Ido el señor Vicente nos quedamos solos a la puerta de la cabaña el forastero y yo, porque también Ramona se corrió al pinar a disputar piñas a las ardillas; y por ganas de hablar, conté a mi acompañante el rasgo de nuestro huésped metido a leñador:

—He aquí un hombre acreedor a la cruz de Beneficencia —contestó mi oyente al final de la relación—. ¡Cuántos héroes anónimos como este hay en el mundo sin cruces y sin premio de ninguna clase, como no sea el sentimiento del deber cumplido!

—Dice usted verdad, señor... ¿Cómo le llamaré a usted?

—Llámeme Mingote a secas, que a nombre de Pedro Mingote llevo extendida la cédula. Es nombre de guerra que me viene pintiparado, porque yo, como bola de billar, ruedo por el mundo caramboleando.

—¡Bravo, señor Mingote; la metáfora me indica que es usted hombre de historia!

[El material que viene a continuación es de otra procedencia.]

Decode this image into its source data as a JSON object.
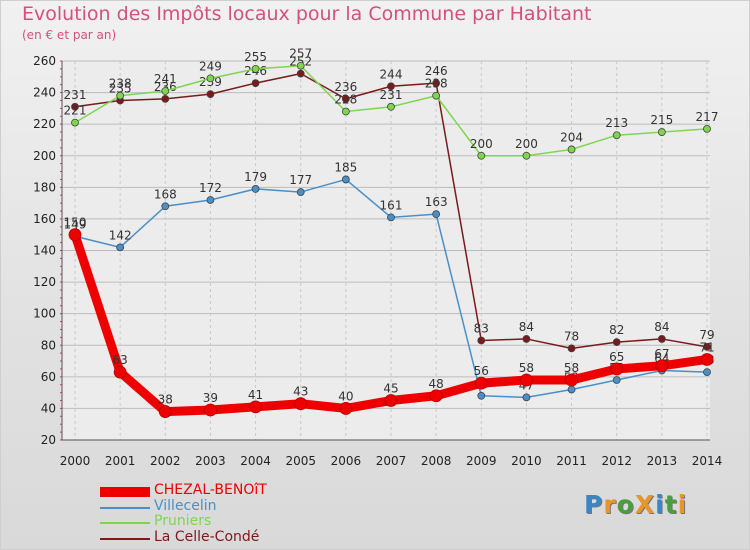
{
  "header": {
    "title": "Evolution des Impôts locaux pour la Commune par Habitant",
    "subtitle": "(en € et par an)"
  },
  "logo": {
    "text": "ProXiti",
    "letters": [
      "P",
      "r",
      "o",
      "X",
      "i",
      "t",
      "i"
    ],
    "colors": [
      "#3b86c9",
      "#e8962a",
      "#4a9e3f",
      "#e8962a",
      "#3b86c9",
      "#4a9e3f",
      "#e8962a"
    ]
  },
  "chart_data": {
    "type": "line",
    "title": "Evolution des Impôts locaux pour la Commune par Habitant",
    "subtitle": "(en € et par an)",
    "categories": [
      "2000",
      "2001",
      "2002",
      "2003",
      "2004",
      "2005",
      "2006",
      "2007",
      "2008",
      "2009",
      "2010",
      "2011",
      "2012",
      "2013",
      "2014"
    ],
    "ylim": [
      20,
      260
    ],
    "yticks": [
      20,
      40,
      60,
      80,
      100,
      120,
      140,
      160,
      180,
      200,
      220,
      240,
      260
    ],
    "grid": true,
    "legend_position": "bottom-left",
    "series": [
      {
        "name": "La Celle-Condé",
        "color": "#7a1a1a",
        "values": [
          231,
          235,
          236,
          239,
          246,
          252,
          236,
          244,
          246,
          83,
          84,
          78,
          82,
          84,
          79
        ]
      },
      {
        "name": "Pruniers",
        "color": "#7dd64e",
        "values": [
          221,
          238,
          241,
          249,
          255,
          257,
          228,
          231,
          238,
          200,
          200,
          204,
          213,
          215,
          217
        ]
      },
      {
        "name": "Villecelin",
        "color": "#4a8fc7",
        "values": [
          149,
          142,
          168,
          172,
          179,
          177,
          185,
          161,
          163,
          48,
          47,
          52,
          58,
          64,
          63
        ]
      },
      {
        "name": "CHEZAL-BENOîT",
        "color": "#ee0000",
        "values": [
          150,
          63,
          38,
          39,
          41,
          43,
          40,
          45,
          48,
          56,
          58,
          58,
          65,
          67,
          71
        ]
      }
    ],
    "legend": [
      "CHEZAL-BENOîT",
      "Villecelin",
      "Pruniers",
      "La Celle-Condé"
    ]
  }
}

—No lo crea usted; por no tenerla ando por estos andurriales llevando vida aventurera, casi miserable, como bola sin manija, que dicen los criollos.

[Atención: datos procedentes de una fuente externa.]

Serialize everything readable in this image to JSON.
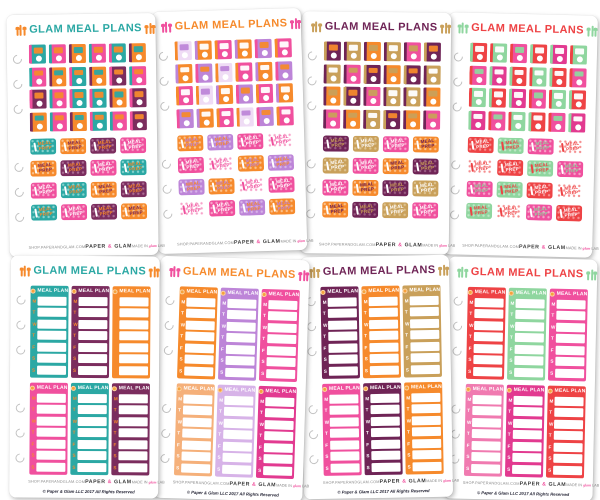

—Pues esto no se compadece con lo que usted representa; porque su porte, su educación, aquella cita de Shakespeare...

—Comprendo su extrañeza. Sí; soy un caballero andante de nuevo cuño, o, si le parece a usted mejor, un pícaro; porque a esto viene a parar la antigua caballería traducida a la prosa de la vida corriente. Soy también letrado, que es lo mismo que decir hidalgo pobre dos veces, con la agravante de conllevar con buen ánimo y conformidad mi pobreza.

—Gran cosa es el resignarse con su suerte —repuse—; como que esto fue en tiempos principio de sabia filosofía, aunque es ahora prurito quijotil que da patente de vencido.

—Sí; tal es el calificativo puesto en moda por ciertos sociólogos modernos, apologistas de la grandeza material y cuantitativa. Se es un vencido cuando no se escalan las alturas; como si el todo de la vida fuera el éxito, casi siempre circunstancial. ¡Cuántos encumbrados por causas fortuitas resultan tontos en evidencia, como esos pavos reales que abren la rueda y hacen reír a la gente con la estulticia de su voz!

—Convengo en ello, señor Mingote; pero el mundo es así, y hay que ser realista en la lucha por la existencia.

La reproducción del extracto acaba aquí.